Cerpen: “Menghormati Bapak Bepu', Guru, dan Rato”
Dibuat oleh: Madura Stories
Pada suatu sore yang damai di desa kecil di Madura,
keluarga Pak Samsudin dan Bu Maimunah duduk bersama di teras rumah mereka.
Mereka menikmati waktu santai setelah seharian beraktivitas, ditemani putra
mereka, Uswan, yang kini mulai beranjak remaja. Angin sepoi-sepoi menambah
kesejukan suasana, ketika tiba-tiba Uswan bertanya dengan nada penuh rasa ingin
tahu.
"Pak, Bu, kenapa orang-orang di sini sering bilang 'bapak bepu', guru, rato'? Apa artinya?"
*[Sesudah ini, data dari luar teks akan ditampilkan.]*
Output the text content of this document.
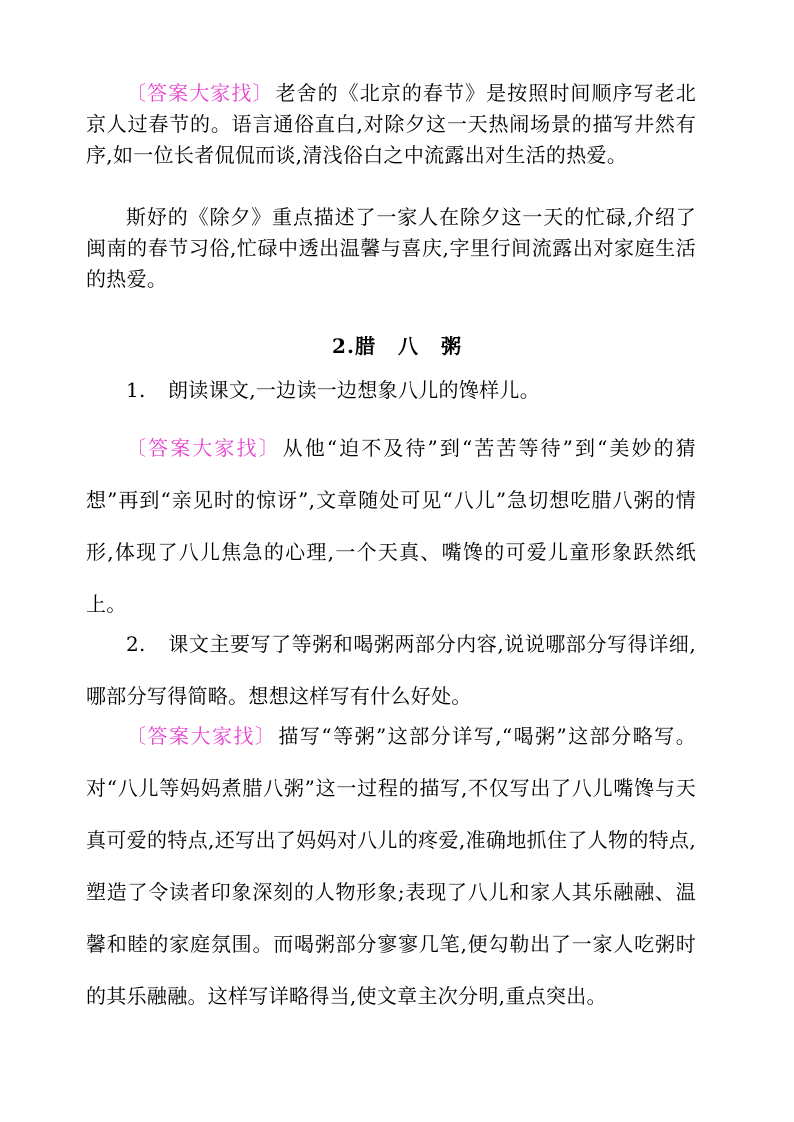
〔答案大家找〕 老舍的《北京的春节》是按照时间顺序写老北京人过春节的。语言通俗直白,对除夕这一天热闹场景的描写井然有序,如一位长者侃侃而谈,清浅俗白之中流露出对生活的热爱。

斯妤的《除夕》重点描述了一家人在除夕这一天的忙碌,介绍了闽南的春节习俗,忙碌中透出温馨与喜庆,字里行间流露出对家庭生活的热爱。

2.腊 八 粥

1. 朗读课文,一边读一边想象八儿的馋样儿。

〔答案大家找〕 从他“迫不及待”到“苦苦等待”到“美妙的猜想”再到“亲见时的惊讶”,文章随处可见“八儿”急切想吃腊八粥的情形,体现了八儿焦急的心理,一个天真、嘴馋的可爱儿童形象跃然纸上。

2. 课文主要写了等粥和喝粥两部分内容,说说哪部分写得详细,哪部分写得简略。想想这样写有什么好处。

〔答案大家找〕 描写“等粥”这部分详写,“喝粥”这部分略写。对“八儿等妈妈煮腊八粥”这一过程的描写,不仅写出了八儿嘴馋与天真可爱的特点,还写出了妈妈对八儿的疼爱,准确地抓住了人物的特点,塑造了令读者印象深刻的人物形象;表现了八儿和家人其乐融融、温馨和睦的家庭氛围。而喝粥部分寥寥几笔,便勾勒出了一家人吃粥时的其乐融融。这样写详略得当,使文章主次分明,重点突出。
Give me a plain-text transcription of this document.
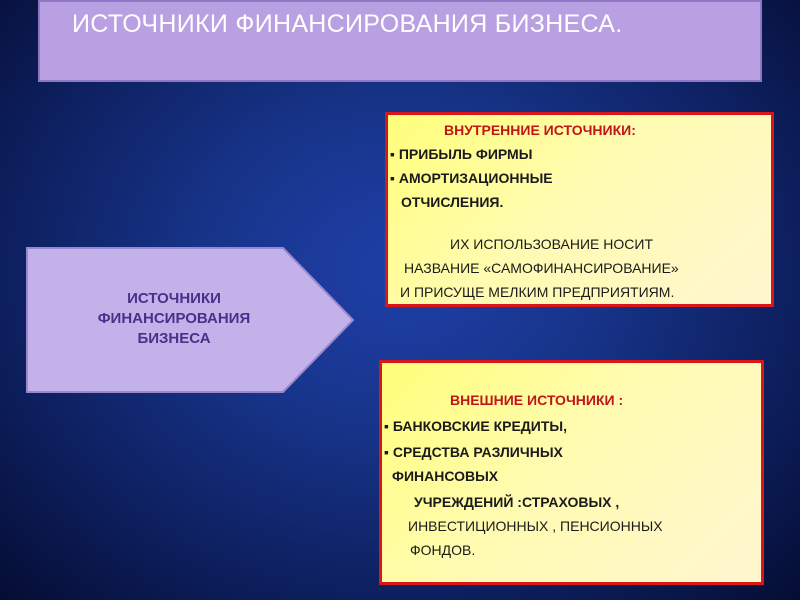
ИСТОЧНИКИ ФИНАНСИРОВАНИЯ БИЗНЕСА.
ИСТОЧНИКИ
ФИНАНСИРОВАНИЯ
БИЗНЕСА
ВНУТРЕННИЕ ИСТОЧНИКИ:
▪ ПРИБЫЛЬ ФИРМЫ
▪ АМОРТИЗАЦИОННЫЕ
ОТЧИСЛЕНИЯ.
ИХ ИСПОЛЬЗОВАНИЕ НОСИТ
НАЗВАНИЕ «САМОФИНАНСИРОВАНИЕ»
И ПРИСУЩЕ МЕЛКИМ ПРЕДПРИЯТИЯМ.
ВНЕШНИЕ ИСТОЧНИКИ :
▪ БАНКОВСКИЕ КРЕДИТЫ,
▪ СРЕДСТВА РАЗЛИЧНЫХ
ФИНАНСОВЫХ
УЧРЕЖДЕНИЙ :СТРАХОВЫХ ,
ИНВЕСТИЦИОННЫХ , ПЕНСИОННЫХ
ФОНДОВ.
Pak Samsudin tersenyum bangga, senang melihat
anaknya tertarik untuk memahami nilai-nilai yang diwariskan dari para leluhur.
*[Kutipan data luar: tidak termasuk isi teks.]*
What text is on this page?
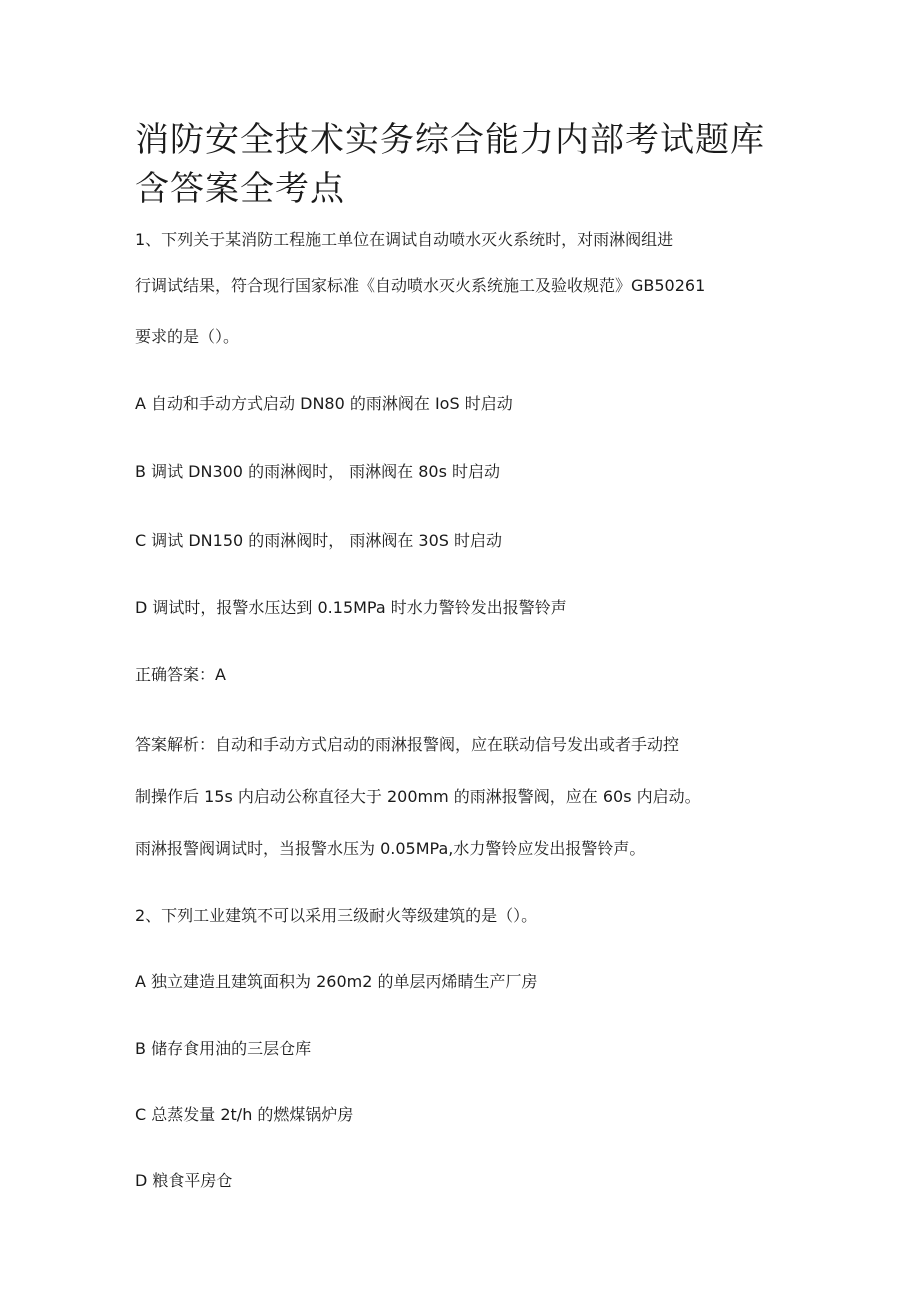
消防安全技术实务综合能力内部考试题库
含答案全考点
1、下列关于某消防工程施工单位在调试自动喷水灭火系统时，对雨淋阀组进
行调试结果，符合现行国家标准《自动喷水灭火系统施工及验收规范》GB50261
要求的是（）。
A 自动和手动方式启动 DN80 的雨淋阀在 IoS 时启动
B 调试 DN300 的雨淋阀时， 雨淋阀在 80s 时启动
C 调试 DN150 的雨淋阀时， 雨淋阀在 30S 时启动
D 调试时，报警水压达到 0.15MPa 时水力警铃发出报警铃声
正确答案：A
答案解析：自动和手动方式启动的雨淋报警阀，应在联动信号发出或者手动控
制操作后 15s 内启动公称直径大于 200mm 的雨淋报警阀，应在 60s 内启动。
雨淋报警阀调试时，当报警水压为 0.05MPa,水力警铃应发出报警铃声。
2、下列工业建筑不可以采用三级耐火等级建筑的是（）。
A 独立建造且建筑面积为 260m2 的单层丙烯睛生产厂房
B 储存食用油的三层仓库
C 总蒸发量 2t∕h 的燃煤锅炉房
D 粮食平房仓
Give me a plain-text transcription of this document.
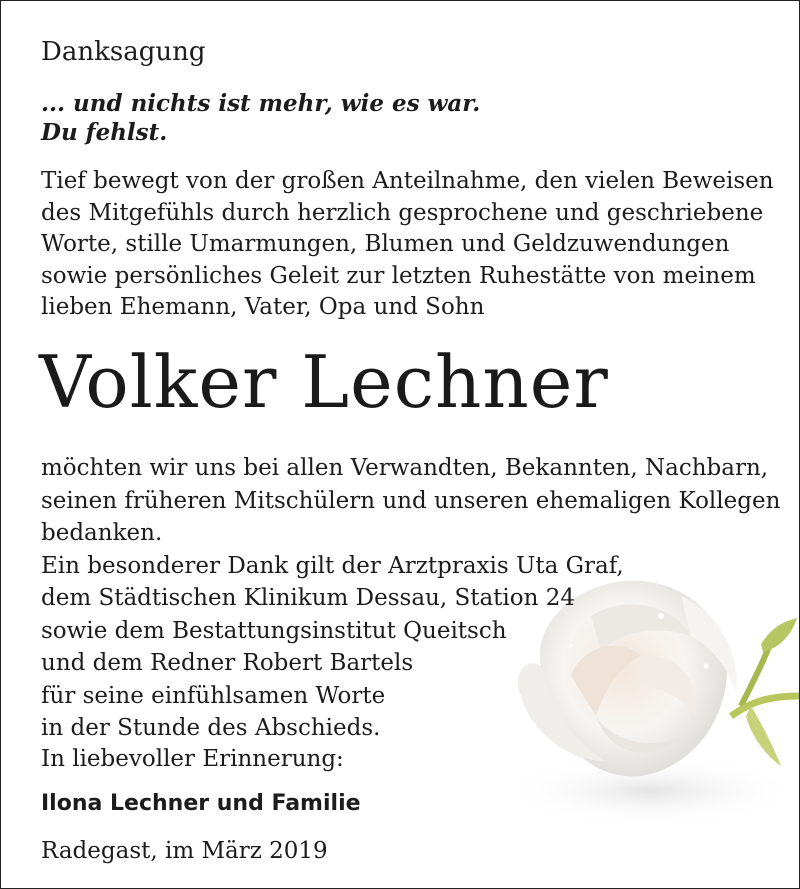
Danksagung
... und nichts ist mehr, wie es war.
Du fehlst.
Tief bewegt von der großen Anteilnahme, den vielen Beweisen
des Mitgefühls durch herzlich gesprochene und geschriebene
Worte, stille Umarmungen, Blumen und Geldzuwendungen
sowie persönliches Geleit zur letzten Ruhestätte von meinem
lieben Ehemann, Vater, Opa und Sohn
Volker Lechner
möchten wir uns bei allen Verwandten, Bekannten, Nachbarn,
seinen früheren Mitschülern und unseren ehemaligen Kollegen
bedanken.
Ein besonderer Dank gilt der Arztpraxis Uta Graf,
dem Städtischen Klinikum Dessau, Station 24
sowie dem Bestattungsinstitut Queitsch
und dem Redner Robert Bartels
für seine einfühlsamen Worte
in der Stunde des Abschieds.
In liebevoller Erinnerung:
Ilona Lechner und Familie
Radegast, im März 2019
Dengan kelembutan, ia pun mulai menjelaskan.
"Nak," ujar Pak Samsudin, "di
Madura, kita memiliki prinsip untuk selalu menghormati mereka yang berjasa
dalam hidup kita. Itulah yang kita sebut 'bapak bepu', guru, rato'. Itu adalah
urutan bagaimana kita memprioritaskan rasa hormat dan bakti kita."
Bu Maimunah menambahkan, "Yang pertama adalah
'bapak bepu'. Di sini, 'bapak bepu’' berarti orang tua—bapak dan ibu sebagai
satu kesatuan. Orang tua adalah orang yang pertama kali memberi kita kehidupan,
membesarkan kita dengan penuh kasih sayang, dan mengajarkan nilai-nilai baik.
Maka, menghormati mereka adalah kewajiban utama kita.